During the deeper stages of non-REM sleep, the human body repairs itself, regrows tissues, builds bone and muscle, and strengthens the immune system. It's like the conscious waking self recedes into the background and the unconscious self can take over without hindrance. However, taking stress and anxiety to bed with us may impair this regenerative aspect of sleep. Therefore Optimal Sleep is critical for high performers.
Achieving Optimal Sleep
Sleep is essential for the proper function of the brain and nervous system. However, achieving a good night's sleep is often contingent on the place where we lay our heads. A familiar and comfortable environment is important, the absence of which can affect the amount and quality of sleep. In turn, this impacts psychological, emotional and physiological recovery (Samuels, 2008).
The inability to find sleep is classified in the research literature as insomnia, and defined by Roth (2007) as “the presence of an individual's report of difficulty with sleep”. Insomnia can be a real threat to performance and particularly so for those who travel in their business, sport or art.

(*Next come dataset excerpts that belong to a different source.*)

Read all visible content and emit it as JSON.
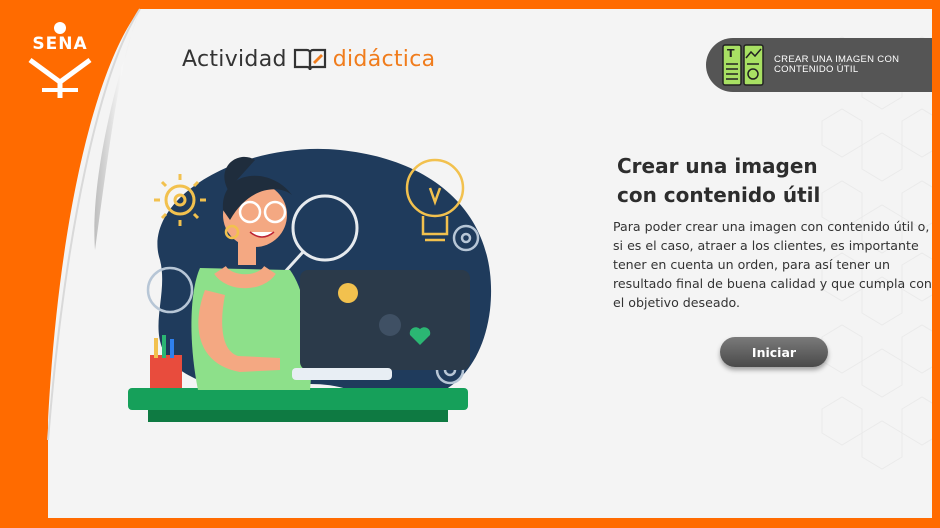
{
  "brand": {
    "logo_text": "SENA"
  },
  "header": {
    "word1": "Actividad",
    "word2": "didáctica"
  },
  "badge": {
    "label": "CREAR UNA IMAGEN CON CONTENIDO ÚTIL",
    "icon": "infographic-icon"
  },
  "main": {
    "title": "Crear una imagen\ncon contenido útil",
    "description": "Para poder crear una imagen con contenido útil o, si es el caso, atraer a los clientes, es importante tener en cuenta un orden, para así tener un resultado final de buena calidad y que cumpla con el objetivo deseado.",
    "start_button": "Iniciar"
  },
  "colors": {
    "accent": "#ff6b00",
    "dark": "#555555",
    "navy": "#1f3b5c",
    "green": "#2bb673"
  }
}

Therefore, it's effective when you establish routines and interventions that combat insomnia and sleep-related challenges. You can employ the following steps to enhance sleep.
- Only stay in bed for the time you are sleeping. In other words, for example, don't watch TV in bed.
- Don't try to sleep – it's counterproductive. Instead, read.
- Remove the clock from your bedroom. Set an alarm but leave the clock out of sight.
- Exercise in the evening.
- Avoid caffeine, alcohol and nicotine.
- Choose a regular time to bed and to rise.
Conclusion on The Brain-Body System
The relationship between brain and body is not in question. What is in question, however, for all performers at novice and elite level, is; how can I perform to my best? We have established in part one, the necessity for the brain to perform optimally as a prerequisite to performance at any level. Human performance is limited, but as athletes break records and business people become more innovative and creative, these limits are expanding. Fuelling the body and brain with optimal nutrition, and providing adequate rest and recovery is critical to growth, development and improved performance. Working diligently on these factors and seeking merely fractionally better outcomes, we may see improvements over time.